Nous sommes par ailleurs entourés de faux comptes Facebook, de fake news… Pendant les trois premiers mois de cette année, Facebook a supprimé pas moins de 500.000 faux comptes, soit environ un-quart du total. Voilà notre contexte actuel. Nous sommes entourés de faux…

Le simple volume des comptes supprimés doit nous amener à nous rendre compte à quel point cet outil n’est pas fiable – sans compter qu’il nous espionne.

A titre personnel, j’estime par exemple scandaleux que certains médias ne proposent désormais plus qu’un compte Facebook comme unique possibilité de s’identifier.

La question se pose dès lors de promouvoir d’autres outils, plus fiables, plus soucieux de nos intérêts personnels.

Pour en revenir à la cyber-sécurité, dans son ensemble, il faut renforcer la vigilance, veiller à une sensibilisation de bonne qualité, à jour et mobilisante. Les besoins en formation sont bel et bien immenses.”

Appel au citoyen mais aussi aux entreprises

L’appel à la vigilance et à la formation, lancé par Jean-Jacques Quisquater, ne se limitait évidemment pas au citoyen lambda. “Une série de précautions élémentaires peuvent réduire les problèmes que connaissent les sociétés privées et les institutions publiques suite à des attaques: importantes conséquences financières, atteinte grave à la réputation, problèmes juridiques en cas de faute ou de négligence. Ces problèmes peuvent être réduits si le personnel y est bien sensibilisé. Par conséquent, avoir un personnel IT bien formé à la cyber-sécurité et une bonne stratégie globale de protection sont des éléments nécessaires dans toute entreprise ou institution publique.
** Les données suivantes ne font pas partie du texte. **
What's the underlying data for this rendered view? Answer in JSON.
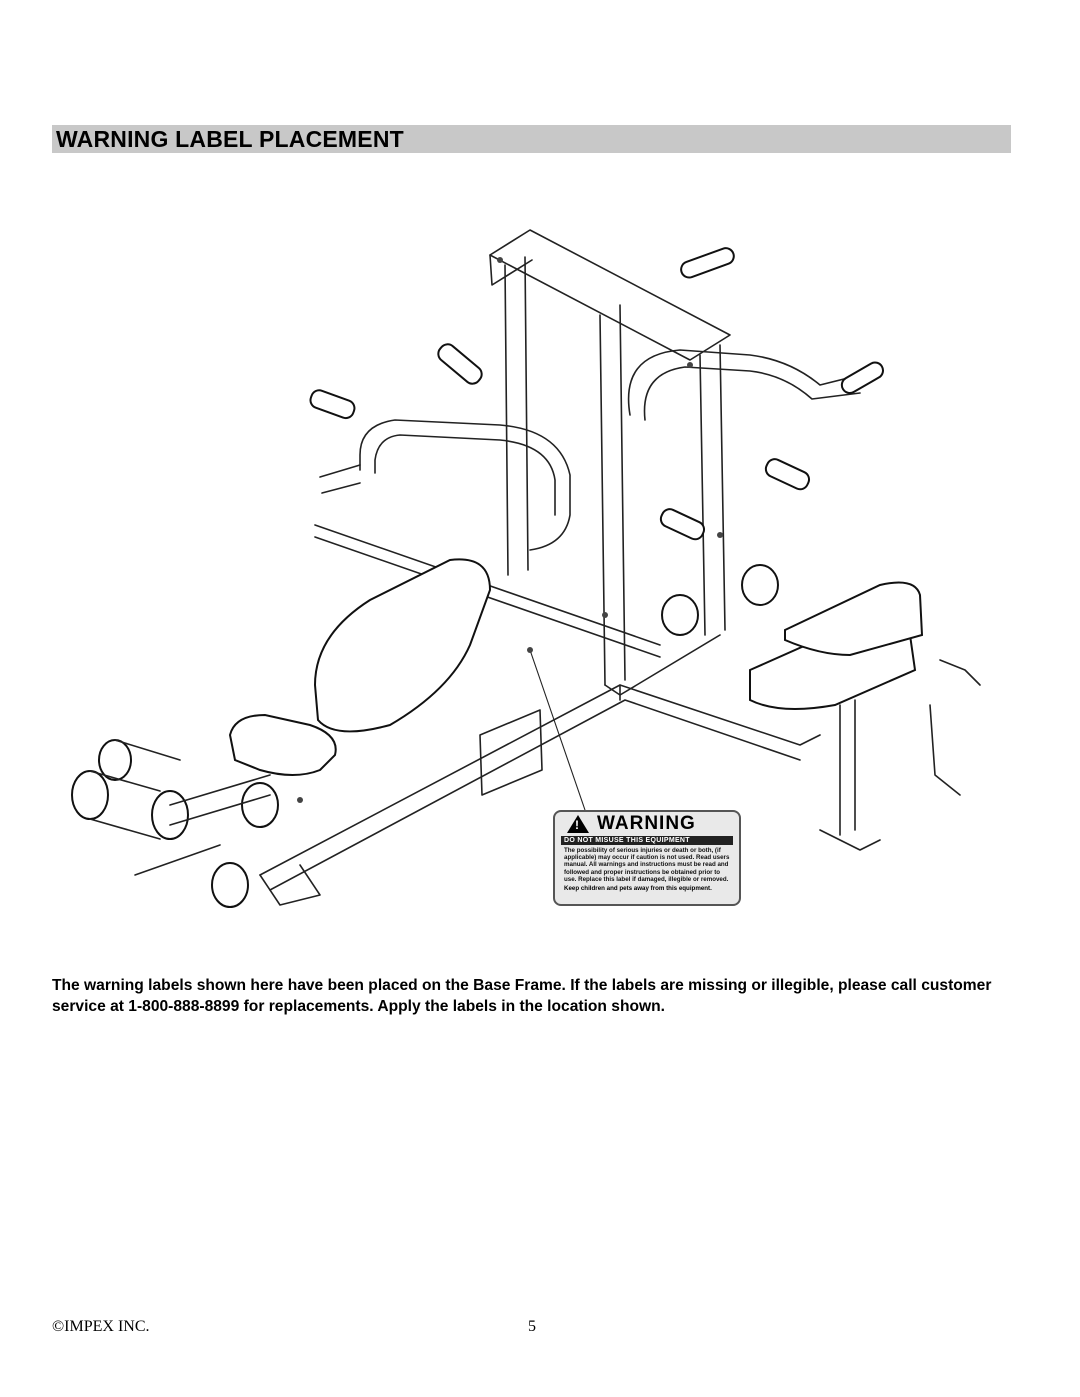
{
  "header": {
    "title": "WARNING LABEL PLACEMENT"
  },
  "warning_label": {
    "heading": "WARNING",
    "subheading": "DO NOT MISUSE THIS EQUIPMENT",
    "body": "The possibility of serious injuries or death or both, (if applicable) may occur if caution is not used. Read users manual. All warnings and instructions must be read and followed and proper instructions be obtained prior to use. Replace this label if damaged, illegible or removed.",
    "footer": "Keep children and pets away from this equipment."
  },
  "caption": "The warning labels shown here have been placed on the Base Frame.  If the labels are missing or illegible, please call customer service at 1-800-888-8899 for replacements.  Apply the labels in the location shown.",
  "footer": {
    "company": "©IMPEX INC.",
    "page_number": "5"
  }
}
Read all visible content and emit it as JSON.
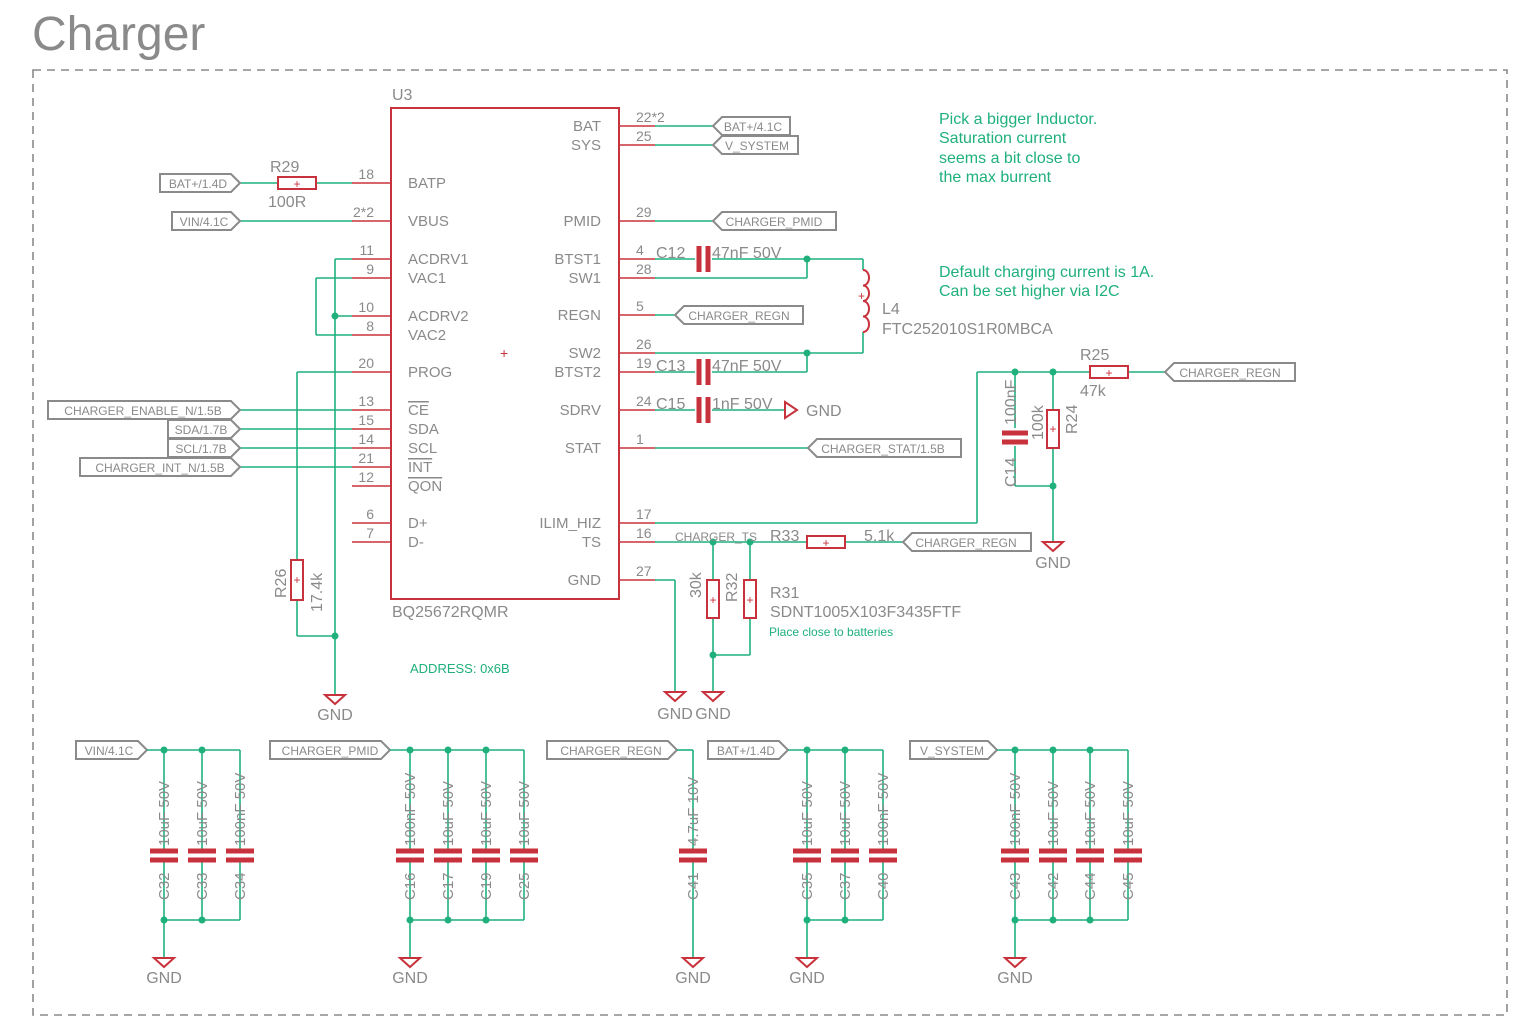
{
  "sheet": {
    "title": "Charger"
  },
  "chip": {
    "refdes": "U3",
    "part": "BQ25672RQMR",
    "pins_left": [
      {
        "num": "18",
        "name": "BATP"
      },
      {
        "num": "2*2",
        "name": "VBUS"
      },
      {
        "num": "11",
        "name": "ACDRV1"
      },
      {
        "num": "9",
        "name": "VAC1"
      },
      {
        "num": "10",
        "name": "ACDRV2"
      },
      {
        "num": "8",
        "name": "VAC2"
      },
      {
        "num": "20",
        "name": "PROG"
      },
      {
        "num": "13",
        "name": "CE"
      },
      {
        "num": "15",
        "name": "SDA"
      },
      {
        "num": "14",
        "name": "SCL"
      },
      {
        "num": "21",
        "name": "INT"
      },
      {
        "num": "12",
        "name": "QON"
      },
      {
        "num": "6",
        "name": "D+"
      },
      {
        "num": "7",
        "name": "D-"
      }
    ],
    "pins_right": [
      {
        "num": "22*2",
        "name": "BAT"
      },
      {
        "num": "25",
        "name": "SYS"
      },
      {
        "num": "29",
        "name": "PMID"
      },
      {
        "num": "4",
        "name": "BTST1"
      },
      {
        "num": "28",
        "name": "SW1"
      },
      {
        "num": "5",
        "name": "REGN"
      },
      {
        "num": "26",
        "name": "SW2"
      },
      {
        "num": "19",
        "name": "BTST2"
      },
      {
        "num": "24",
        "name": "SDRV"
      },
      {
        "num": "1",
        "name": "STAT"
      },
      {
        "num": "17",
        "name": "ILIM_HIZ"
      },
      {
        "num": "16",
        "name": "TS"
      },
      {
        "num": "27",
        "name": "GND"
      }
    ]
  },
  "net_labels": [
    "BAT+/1.4D",
    "VIN/4.1C",
    "BAT+/4.1C",
    "V_SYSTEM",
    "CHARGER_PMID",
    "CHARGER_REGN",
    "CHARGER_REGN",
    "CHARGER_STAT/1.5B",
    "CHARGER_REGN",
    "CHARGER_ENABLE_N/1.5B",
    "SDA/1.7B",
    "SCL/1.7B",
    "CHARGER_INT_N/1.5B",
    "VIN/4.1C",
    "CHARGER_PMID",
    "CHARGER_REGN",
    "BAT+/1.4D",
    "V_SYSTEM"
  ],
  "components": {
    "r29": {
      "ref": "R29",
      "value": "100R"
    },
    "r25": {
      "ref": "R25",
      "value": "47k"
    },
    "r24": {
      "ref": "R24",
      "value": "100k"
    },
    "r26": {
      "ref": "R26",
      "value": "17.4k"
    },
    "r33": {
      "ref": "R33",
      "value": "5.1k"
    },
    "r32": {
      "ref": "R32",
      "value": "30k"
    },
    "r31": {
      "ref": "R31",
      "value": "SDNT1005X103F3435FTF"
    },
    "c12": {
      "ref": "C12",
      "value": "47nF 50V"
    },
    "c13": {
      "ref": "C13",
      "value": "47nF 50V"
    },
    "c15": {
      "ref": "C15",
      "value": "1nF 50V"
    },
    "c14": {
      "ref": "C14",
      "value": "100nF"
    },
    "l4": {
      "ref": "L4",
      "value": "FTC252010S1R0MBCA"
    }
  },
  "net_text": {
    "charger_ts": "CHARGER_TS",
    "gnd": "GND"
  },
  "notes": {
    "inductor": [
      "Pick a bigger Inductor.",
      "Saturation current",
      "seems a bit close to",
      "the max burrent"
    ],
    "current": [
      "Default charging current is 1A.",
      "Can be set higher via I2C"
    ],
    "ntc": "Place close to batteries",
    "address": "ADDRESS: 0x6B"
  },
  "cap_groups": [
    {
      "label": "VIN/4.1C",
      "caps": [
        {
          "ref": "C32",
          "value": "10uF 50V"
        },
        {
          "ref": "C33",
          "value": "10uF 50V"
        },
        {
          "ref": "C34",
          "value": "100nF 50V"
        }
      ]
    },
    {
      "label": "CHARGER_PMID",
      "caps": [
        {
          "ref": "C16",
          "value": "100nF 50V"
        },
        {
          "ref": "C17",
          "value": "10uF 50V"
        },
        {
          "ref": "C19",
          "value": "10uF 50V"
        },
        {
          "ref": "C25",
          "value": "10uF 50V"
        }
      ]
    },
    {
      "label": "CHARGER_REGN",
      "caps": [
        {
          "ref": "C41",
          "value": "4.7uF 10V"
        }
      ]
    },
    {
      "label": "BAT+/1.4D",
      "caps": [
        {
          "ref": "C35",
          "value": "10uF 50V"
        },
        {
          "ref": "C37",
          "value": "10uF 50V"
        },
        {
          "ref": "C40",
          "value": "100nF 50V"
        }
      ]
    },
    {
      "label": "V_SYSTEM",
      "caps": [
        {
          "ref": "C43",
          "value": "100nF 50V"
        },
        {
          "ref": "C42",
          "value": "10uF 50V"
        },
        {
          "ref": "C44",
          "value": "10uF 50V"
        },
        {
          "ref": "C45",
          "value": "10uF 50V"
        }
      ]
    }
  ],
  "colors": {
    "symbol": "#c8323c",
    "wire": "#1fb07c",
    "text": "#8a8a8a"
  }
}
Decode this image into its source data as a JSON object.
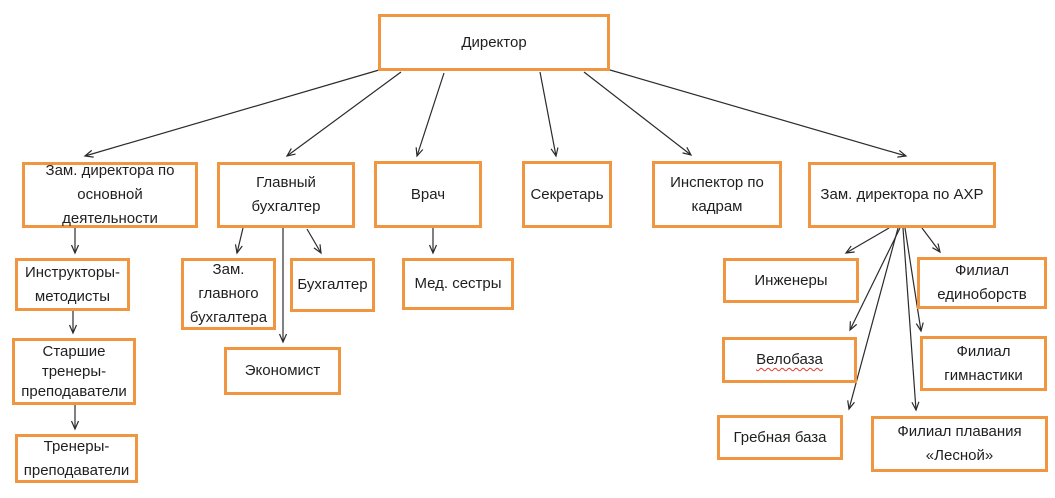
{
  "diagram": {
    "type": "org-chart",
    "background_color": "#ffffff",
    "node_border_color": "#F09641",
    "node_fill_color": "#ffffff",
    "connector_color": "#2b2b2b",
    "spellcheck_underline_color": "#E33A2F"
  },
  "nodes": {
    "director": {
      "label": "Директор"
    },
    "deputy_main": {
      "label": "Зам. директора по\nосновной деятельности"
    },
    "chief_accountant": {
      "label": "Главный бухгалтер"
    },
    "doctor": {
      "label": "Врач"
    },
    "secretary": {
      "label": "Секретарь"
    },
    "hr_inspector": {
      "label": "Инспектор по\nкадрам"
    },
    "deputy_ahr": {
      "label": "Зам. директора по АХР"
    },
    "instructors": {
      "label": "Инструкторы-\nметодисты"
    },
    "senior_trainers": {
      "label": "Старшие\nтренеры-\nпреподаватели"
    },
    "trainers": {
      "label": "Тренеры-\nпреподаватели"
    },
    "deputy_chief_accountant": {
      "label": "Зам.\nглавного\nбухгалтера"
    },
    "accountant": {
      "label": "Бухгалтер"
    },
    "economist": {
      "label": "Экономист"
    },
    "nurses": {
      "label": "Мед. сестры"
    },
    "engineers": {
      "label": "Инженеры"
    },
    "martial_arts_branch": {
      "label": "Филиал\nединоборств"
    },
    "velobase": {
      "label": "Велобаза",
      "spellcheck_flagged": true
    },
    "gymnastics_branch": {
      "label": "Филиал\nгимнастики"
    },
    "rowing_base": {
      "label": "Гребная база"
    },
    "swimming_branch": {
      "label": "Филиал плавания\n«Лесной»"
    }
  },
  "edges": [
    {
      "from": "director",
      "to": "deputy_main"
    },
    {
      "from": "director",
      "to": "chief_accountant"
    },
    {
      "from": "director",
      "to": "doctor"
    },
    {
      "from": "director",
      "to": "secretary"
    },
    {
      "from": "director",
      "to": "hr_inspector"
    },
    {
      "from": "director",
      "to": "deputy_ahr"
    },
    {
      "from": "deputy_main",
      "to": "instructors"
    },
    {
      "from": "instructors",
      "to": "senior_trainers"
    },
    {
      "from": "senior_trainers",
      "to": "trainers"
    },
    {
      "from": "chief_accountant",
      "to": "deputy_chief_accountant"
    },
    {
      "from": "chief_accountant",
      "to": "economist"
    },
    {
      "from": "chief_accountant",
      "to": "accountant"
    },
    {
      "from": "doctor",
      "to": "nurses"
    },
    {
      "from": "deputy_ahr",
      "to": "engineers"
    },
    {
      "from": "deputy_ahr",
      "to": "martial_arts_branch"
    },
    {
      "from": "deputy_ahr",
      "to": "velobase"
    },
    {
      "from": "deputy_ahr",
      "to": "gymnastics_branch"
    },
    {
      "from": "deputy_ahr",
      "to": "rowing_base"
    },
    {
      "from": "deputy_ahr",
      "to": "swimming_branch"
    }
  ]
}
La cyber-sécurité ne doit donc pas être vue comme un obstacle mais bien comme une garantie d’existence continue d’une société dans un contexte opérationnel.”

Quelques chiffres éloquents

A l’occasion de l’inauguration du département Digital Security Center, Joyce Proot, directrice du centre de compétences TechnocITé, rappelait pour sa part quelques chiffres et statistiques, plutôt éloquents:

  • 46,2% des employés belges utilisent un mot de passe comportant moins de 8 caractères
  • un Belge sur trois communique son mot de passe à d’autres personnes
  • un Belge sur quatre utilise le même mot de passe dans sa vie privée et professionnelle
  • le nombre d’attaques informatiques a augmenté de 68%, dans les entreprises, en 2016
  • 38% des organisations publiques et académiques, en Belgique, ont déjà été victimes d’un incident de sécurité
  • le coût estimé de la cyber-criminalité en Belgique et de 3,5 milliards d’euros, soit plus de 1% du PIB
  • dans le monde, près de 400 milliards d’euros sont dépensés chaque année pour lutter contre les cyber-attaques ou réparer les dégâts qu’elles provoquent.

______________

(1) Jean-Jacques Quisquater est professeur émérite de l’UCL et fut adjoint de recherche au MIT (Massachussetts Institute of Technology). Ingénieur civil de formation (en mathématiques appliquées) et docteur en science informatique, il fut à l’origine de la protection cryptographique de nos passeports et cartes de paiement, de la signature électronique qui est désormais embarquée sur nos cartes d’identité. Il coordonne par ailleurs plusieurs cycles de formation en cyber-sécurité, destinés aux entreprises et institutions publiques, qu’organise l’Eurometropolitan eCampus en collaboration avec le centre de recherche Multitel. Il est aussi actuellement le commissaire de l’exposition “Top Secret”, dédiée à la cryptographie à travers les âges, au Mundaneum de Mons.